It was a simple moment, and several of her peers didn’t quite understand.
‘The parade route is just a straight line through the school…’ While the hallways offered some bends and curves, befuddling a few, Alex Garcia just sat and laughed. “You mean, a straight line?”
A handful of the Wawasee coaches were offering how the parade routes would go for Garcia and her girls wrestling teammates, Garcia honored this morning at Wawasee High School, then North Webster Elementary and later Wawasee Middle School. The freshmen Garcia then would branch off from the local celebrations and head to Mooresville High School southwest of Indianapolis. The celebrating then takes a pause, and for Garcia, hopefully for only a day, as she begins her quest for a state championship.
Already holding the immortal title of being the first girl in Wawasee wrestling history to win a regional championship, the double check mark affords Garcia to be the first Warrior female to reach the State Finals. Hosted by the IHSGW, the ’emerging sport’ is seeing Garcia become an emerging force not only in the girls program, but perhaps in her own life blueprint.

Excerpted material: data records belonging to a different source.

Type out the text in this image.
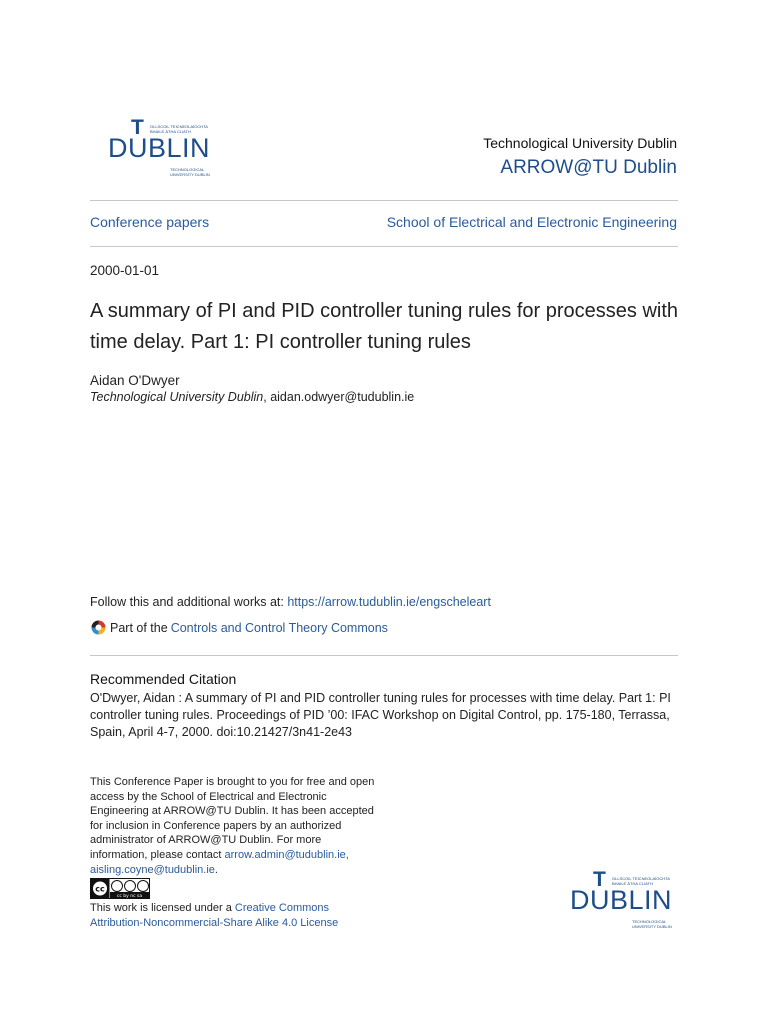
T OLLSCOIL TEICNEOLAÍOCHTA
BHAILE ÁTHA CLIATH
DUBLIN
TECHNOLOGICAL
UNIVERSITY DUBLIN
Technological University Dublin
ARROW@TU Dublin
Conference papers	School of Electrical and Electronic Engineering
2000-01-01
A summary of PI and PID controller tuning rules for processes with time delay. Part 1: PI controller tuning rules
Aidan O'Dwyer
Technological University Dublin, aidan.odwyer@tudublin.ie
Follow this and additional works at: https://arrow.tudublin.ie/engscheleart
Part of the Controls and Control Theory Commons
Recommended Citation
O'Dwyer, Aidan : A summary of PI and PID controller tuning rules for processes with time delay. Part 1: PI controller tuning rules. Proceedings of PID ’00: IFAC Workshop on Digital Control, pp. 175-180, Terrassa, Spain, April 4-7, 2000. doi:10.21427/3n41-2e43
This Conference Paper is brought to you for free and open access by the School of Electrical and Electronic Engineering at ARROW@TU Dublin. It has been accepted for inclusion in Conference papers by an authorized administrator of ARROW@TU Dublin. For more information, please contact arrow.admin@tudublin.ie, aisling.coyne@tudublin.ie.
cc
cc by nc sa
This work is licensed under a Creative Commons Attribution-Noncommercial-Share Alike 4.0 License
T OLLSCOIL TEICNEOLAÍOCHTA
BHAILE ÁTHA CLIATH
DUBLIN
TECHNOLOGICAL
UNIVERSITY DUBLIN
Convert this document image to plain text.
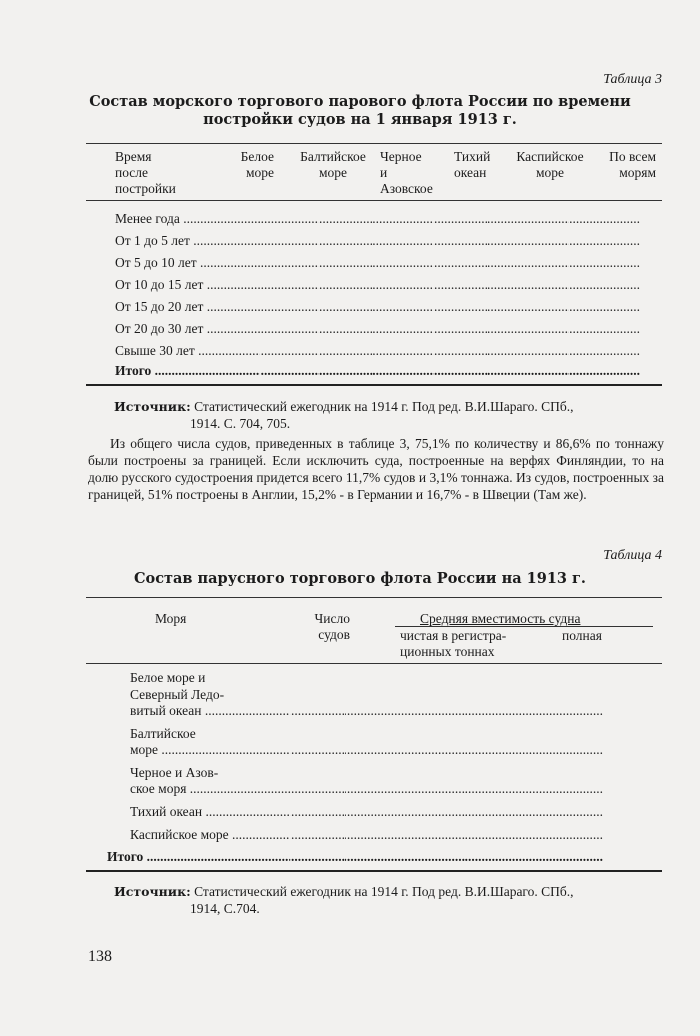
Таблица 3
Состав морского торгового парового флота России по времени
постройки судов на 1 января 1913 г.
Время
после
постройки
Белое
море
Балтийское
море
Черное
и
Азовское
Тихий
океан
Каспийское
море
По всем
морям
Менее года .....
.....
.....
.....
.....
.....
.....
От 1 до 5 лет .....
.....
.....
.....
.....
.....
.....
От 5 до 10 лет .....
.....
.....
.....
.....
.....
.....
От 10 до 15 лет .....
.....
.....
.....
.....
.....
.....
От 15 до 20 лет .....
.....
.....
.....
.....
.....
.....
От 20 до 30 лет .....
.....
.....
.....
.....
.....
.....
Свыше 30 лет .....
.....
.....
.....
.....
.....
.....
Итого .....
.....
.....
.....
.....
.....
.....
Источник: Статистический ежегодник на 1914 г. Под ред. В.И.Шараго. СПб.,
1914. С. 704, 705.
Из общего числа судов, приведенных в таблице 3, 75,1% по количеству и 86,6% по тоннажу были построены за границей. Если исключить суда, построенные на верфях Финляндии, то на долю русского судостроения придется всего 11,7% судов и 3,1% тоннажа. Из судов, построенных за границей, 51% построены в Англии, 15,2% - в Германии и 16,7% - в Швеции (Там же).
Таблица 4
Состав парусного торгового флота России на 1913 г.
Моря	Число
судов
Средняя вместимость судна
чистая в регистра-
ционных тоннах
полная
Белое море и
Северный Ледо-
витый океан .....
.....
.....
.....
Балтийское
море .....
.....
.....
.....
Черное и Азов-
ское моря .....
.....
.....
.....
Тихий океан .....
.....
.....
.....
Каспийское море .....
.....
.....
.....
Итого .....
.....
.....
.....
Источник: Статистический ежегодник на 1914 г. Под ред. В.И.Шараго. СПб.,
1914, С.704.
138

“It might have been my third tournament where I felt more comfortable, going to practice and not wanting to goof off. I wanted to pay attention,” said Garcia, who had absolutely no idea how to handle the rousing ovation she got Wednesday night before the start of the boys dual against Mishawaka. “I liked the feeling of winning the (Lakeland) tournament. I enjoyed winning. It made me feel good about wrestling.”

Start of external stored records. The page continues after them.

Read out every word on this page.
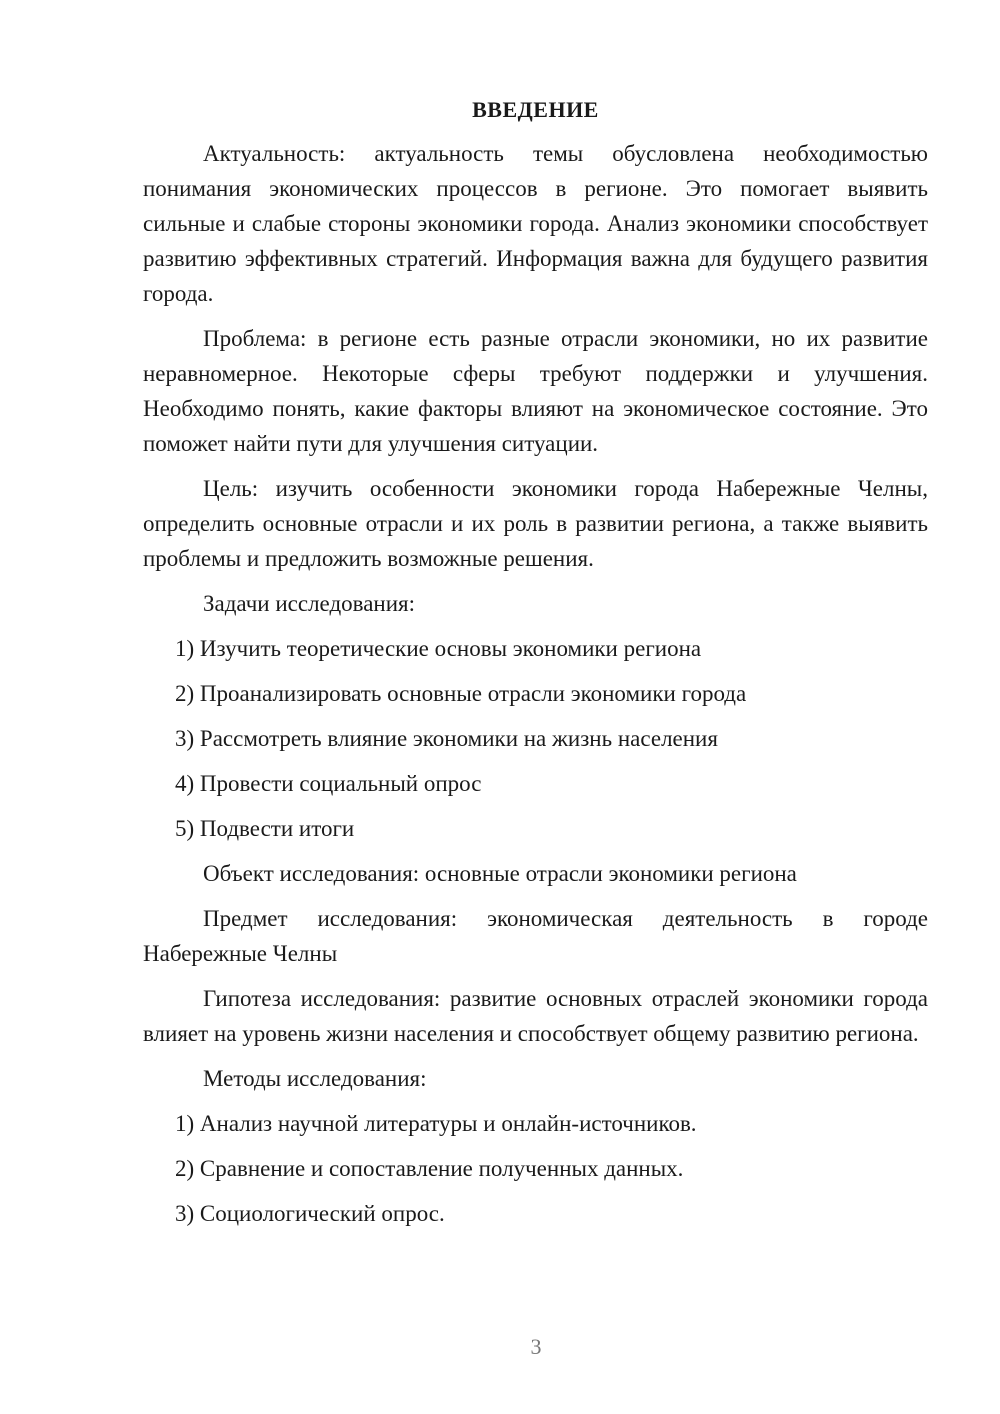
ВВЕДЕНИЕ

Актуальность: актуальность темы обусловлена необходимостью понимания экономических процессов в регионе. Это помогает выявить сильные и слабые стороны экономики города. Анализ экономики способствует развитию эффективных стратегий. Информация важна для будущего развития города.

Проблема: в регионе есть разные отрасли экономики, но их развитие неравномерное. Некоторые сферы требуют поддержки и улучшения. Необходимо понять, какие факторы влияют на экономическое состояние. Это поможет найти пути для улучшения ситуации.

Цель: изучить особенности экономики города Набережные Челны, определить основные отрасли и их роль в развитии региона, а также выявить проблемы и предложить возможные решения.

Задачи исследования:
1) Изучить теоретические основы экономики региона
2) Проанализировать основные отрасли экономики города
3) Рассмотреть влияние экономики на жизнь населения
4) Провести социальный опрос
5) Подвести итоги

Объект исследования: основные отрасли экономики региона

Предмет исследования: экономическая деятельность в городе Набережные Челны

Гипотеза исследования: развитие основных отраслей экономики города влияет на уровень жизни населения и способствует общему развитию региона.

Методы исследования:
1) Анализ научной литературы и онлайн-источников.
2) Сравнение и сопоставление полученных данных.
3) Социологический опрос.
3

Garcia is in just her first year of organized wrestling, and by most standards, would mean she’s wrestled for just a few months. Garcia points out that she does have years of experience wrestling her siblings in the house, but there are no referees or scoreboards in the living room unless mom comes in to break up the headlocks. But the truly green freshman found out that volleyball in the fall gave her a feeling of confidence and encouragement, and with one of her best friends, Kenidi Nine, committed to wrestling, it was a natural progression for Garcia to keep building that confident feeling.
“I don’t want to disappoint people,” admitted Garcia, opening up a little about her character. “When I was younger, my sister and I would fight, we would wrestle. I hated the feeling of her beating me. She would always win. I hated it. It has to be there why I don’t like to disappoint anyone. When I played volleyball, they were so happy I did a sport, and when I started wrestling, my dad and brother got really invested in it. So getting started, I didn’t want to disappoint them.”

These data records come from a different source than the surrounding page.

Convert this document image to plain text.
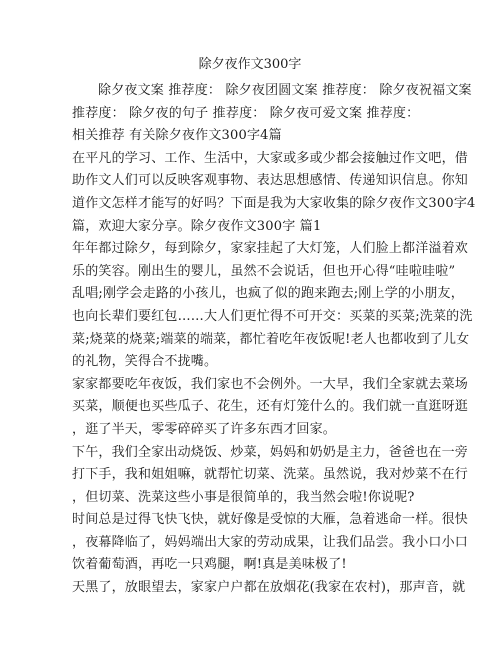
除夕夜作文300字
除夕夜文案 推荐度： 除夕夜团圆文案 推荐度： 除夕夜祝福文案
推荐度： 除夕夜的句子 推荐度： 除夕夜可爱文案 推荐度：
相关推荐 有关除夕夜作文300字4篇
在平凡的学习、工作、生活中，大家或多或少都会接触过作文吧，借
助作文人们可以反映客观事物、表达思想感情、传递知识信息。你知
道作文怎样才能写的好吗？下面是我为大家收集的除夕夜作文300字4
篇，欢迎大家分享。除夕夜作文300字 篇1
年年都过除夕，每到除夕，家家挂起了大灯笼，人们脸上都洋溢着欢
乐的笑容。刚出生的婴儿，虽然不会说话，但也开心得“哇啦哇啦”
乱唱;刚学会走路的小孩儿，也疯了似的跑来跑去;刚上学的小朋友，
也向长辈们要红包……大人们更忙得不可开交：买菜的买菜;洗菜的洗
菜;烧菜的烧菜;端菜的端菜，都忙着吃年夜饭呢!老人也都收到了儿女
的礼物，笑得合不拢嘴。
家家都要吃年夜饭，我们家也不会例外。一大早，我们全家就去菜场
买菜，顺便也买些瓜子、花生，还有灯笼什么的。我们就一直逛呀逛
，逛了半天，零零碎碎买了许多东西才回家。
下午，我们全家出动烧饭、炒菜，妈妈和奶奶是主力，爸爸也在一旁
打下手，我和姐姐嘛，就帮忙切菜、洗菜。虽然说，我对炒菜不在行
，但切菜、洗菜这些小事是很简单的，我当然会啦!你说呢?
时间总是过得飞快飞快，就好像是受惊的大雁，急着逃命一样。很快
，夜幕降临了，妈妈端出大家的劳动成果，让我们品尝。我小口小口
饮着葡萄酒，再吃一只鸡腿，啊!真是美味极了!
天黑了，放眼望去，家家户户都在放烟花(我家在农村)，那声音，就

Looking to her quest for the bigger title, Garcia is going to open in the 160-pound bracket against Madison’s Jasmine Mireles. There isn’t a lot of published material on Mireles, but she went 4-2 in the Southeast Regional last weekend, ending up fourth overall. Mireles won three of her regional matches via pin, but was pinned in the third-place match in just 27 seconds by Plainfield’s Sierra Patton and lost her quarterfinal match in a 37-second pin to Vigo’s Sadie Osburn.
Garcia won all three of her matches at the Penn Regional by pin, the championship a 2:30 winner over Tri-County’s Lilly Sterk. With the mindset of not wanting to lose at any cost, Garcia is thinking big this weekend.
“I’m not going to be overly happy about this until it’s done,” Garcia said. “I won’t really think about until the tournament is over. I want to go down there and do as well as I can. Maybe after the weekend is over I can think about this season and what I was able to do.”